What is financial default for travel insurance?

One of the more unusual things travel insurance covers is the “financial default” of an airline, cruise line, common carrier or tour operator.

To understand what that coverage entails, you need to first understand what a travel insurance company considers financial default, and then what constitutes a common carrier.


Financial default defined

Berkshire Hathaway Travel Protection policies, like our ExactCare Extra® plan, define financial default as “the total cessation or partial suspension of operations due to insolvency, with or without the filing of a bankruptcy petition by a tour operator, cruise line, or airline.” In other words, a tour operator or transportation entity going out of business because they can’t afford to stay in business.

Take note: That definition varies by travel insurance provider.

You might think the chances of this happening are pretty slim … and you’d be wrong.

Between February 2020 and September 2021, 25 airlines around the world declared bankruptcy, including Virgin Atlantic, Norwegian Air, Philippines Airlines, Alitalia, and Compass Air.
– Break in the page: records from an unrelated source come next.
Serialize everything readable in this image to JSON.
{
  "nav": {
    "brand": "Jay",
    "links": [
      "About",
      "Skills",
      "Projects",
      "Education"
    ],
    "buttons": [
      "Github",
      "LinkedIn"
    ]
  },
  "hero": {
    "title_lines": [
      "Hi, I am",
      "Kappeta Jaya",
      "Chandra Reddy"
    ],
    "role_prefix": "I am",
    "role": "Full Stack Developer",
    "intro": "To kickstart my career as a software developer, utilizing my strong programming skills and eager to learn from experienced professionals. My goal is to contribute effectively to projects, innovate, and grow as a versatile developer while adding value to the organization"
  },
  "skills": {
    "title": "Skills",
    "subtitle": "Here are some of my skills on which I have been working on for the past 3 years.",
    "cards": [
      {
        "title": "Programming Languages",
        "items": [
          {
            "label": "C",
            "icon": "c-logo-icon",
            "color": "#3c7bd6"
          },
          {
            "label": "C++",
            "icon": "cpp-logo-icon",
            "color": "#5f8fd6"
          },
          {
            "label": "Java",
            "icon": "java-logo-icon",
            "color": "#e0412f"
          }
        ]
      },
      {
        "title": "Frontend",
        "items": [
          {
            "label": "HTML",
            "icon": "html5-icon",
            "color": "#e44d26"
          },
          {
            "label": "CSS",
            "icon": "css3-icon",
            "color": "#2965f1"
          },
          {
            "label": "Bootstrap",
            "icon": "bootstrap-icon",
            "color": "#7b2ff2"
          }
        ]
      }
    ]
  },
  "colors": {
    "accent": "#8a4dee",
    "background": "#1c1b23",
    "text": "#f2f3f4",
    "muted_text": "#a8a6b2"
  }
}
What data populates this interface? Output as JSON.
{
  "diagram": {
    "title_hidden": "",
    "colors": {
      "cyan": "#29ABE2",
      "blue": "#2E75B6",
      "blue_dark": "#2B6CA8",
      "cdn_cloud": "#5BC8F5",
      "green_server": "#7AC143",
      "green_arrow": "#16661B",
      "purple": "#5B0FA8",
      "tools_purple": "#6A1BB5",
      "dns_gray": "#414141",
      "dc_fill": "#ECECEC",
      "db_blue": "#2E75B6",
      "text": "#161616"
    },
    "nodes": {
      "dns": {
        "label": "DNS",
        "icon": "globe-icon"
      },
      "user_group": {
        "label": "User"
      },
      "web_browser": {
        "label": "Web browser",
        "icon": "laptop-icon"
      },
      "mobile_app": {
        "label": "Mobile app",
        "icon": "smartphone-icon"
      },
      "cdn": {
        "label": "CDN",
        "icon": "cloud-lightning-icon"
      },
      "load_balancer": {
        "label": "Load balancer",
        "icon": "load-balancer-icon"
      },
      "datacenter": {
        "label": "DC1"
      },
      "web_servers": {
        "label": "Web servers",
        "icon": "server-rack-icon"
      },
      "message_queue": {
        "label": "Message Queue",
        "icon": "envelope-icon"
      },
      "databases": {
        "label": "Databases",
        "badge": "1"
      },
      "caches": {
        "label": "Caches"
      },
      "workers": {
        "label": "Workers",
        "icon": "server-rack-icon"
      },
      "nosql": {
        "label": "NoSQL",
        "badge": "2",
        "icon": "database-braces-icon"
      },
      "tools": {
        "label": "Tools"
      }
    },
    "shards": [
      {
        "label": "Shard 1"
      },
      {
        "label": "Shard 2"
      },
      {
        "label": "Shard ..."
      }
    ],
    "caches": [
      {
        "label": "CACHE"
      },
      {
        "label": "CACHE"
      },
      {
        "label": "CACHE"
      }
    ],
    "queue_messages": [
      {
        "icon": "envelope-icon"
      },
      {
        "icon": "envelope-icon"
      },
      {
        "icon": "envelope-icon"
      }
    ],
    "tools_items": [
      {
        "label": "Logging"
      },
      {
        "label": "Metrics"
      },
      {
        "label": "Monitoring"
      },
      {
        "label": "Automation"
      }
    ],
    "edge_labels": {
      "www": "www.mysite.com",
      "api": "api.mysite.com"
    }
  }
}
Not all of them ceased operations immediately, but many did, stranding travelers worldwide.

This is particularly serious when you consider that many of these airlines were the only scheduled air transportation serving remote areas, meaning travelers found themselves stranded with little recourse for getting back home.

And those are just airlines. The pandemic was just as hard if not harder on tour operators.

Travel insurance can really help in situations like this, because insurance companies have the experience and the resources to extricate people from difficult situations.

While travel insurance will not pay a full-on airlift to get travelers out of these situations unless there’s a medical emergency, they can arrange and pay for alternate transportation to get them back home.

Also, it’s important to note what’s not covered here: the bankruptcy of a travel agency. If you buy a travel package from a travel agent and they go out of business, you’re generally not covered if you cancel your trip for that reason, even though your travel agent going bankrupt might make you want to cancel.

In addition, your own bankruptcy is not typically covered under the financial default provision.


Common carrier defined

As for what constitutes a common carrier specifically in our plans, that’s “an air, land, sea conveyance operated under a license for the transportation of passengers for hire and for which the Insured’s ticket was purchased through the Travel Supplier.” Similar to other coverage definitions we’ve outlined, this definition varies by travel insurance provider.

While a train or cruise ship is almost universally considered to be a common carrier, it gets hazy with ride-shares and the ad-hoc buses operated in countries like Belize. That’s where the buying tickets clause in the definition of a common carrier comes into play.

If you’re not sure whether a form of transportation you’re planning on taking is a common carrier, ask your travel insurance company. They’ll be able to tell you.

One more thing to remember about financial default coverage: It’s not always automatically a part of your travel insurance plan. Often you need to buy travel insurance within 15 days of your initial trip payment to get the coverage – just one more reason to buy early.

Financial default is unpleasant and can really play havoc with travel, and while it’s uncommon it’s not unheard of. Travel insurance is the best way of protecting your travel investment from this catastrophe.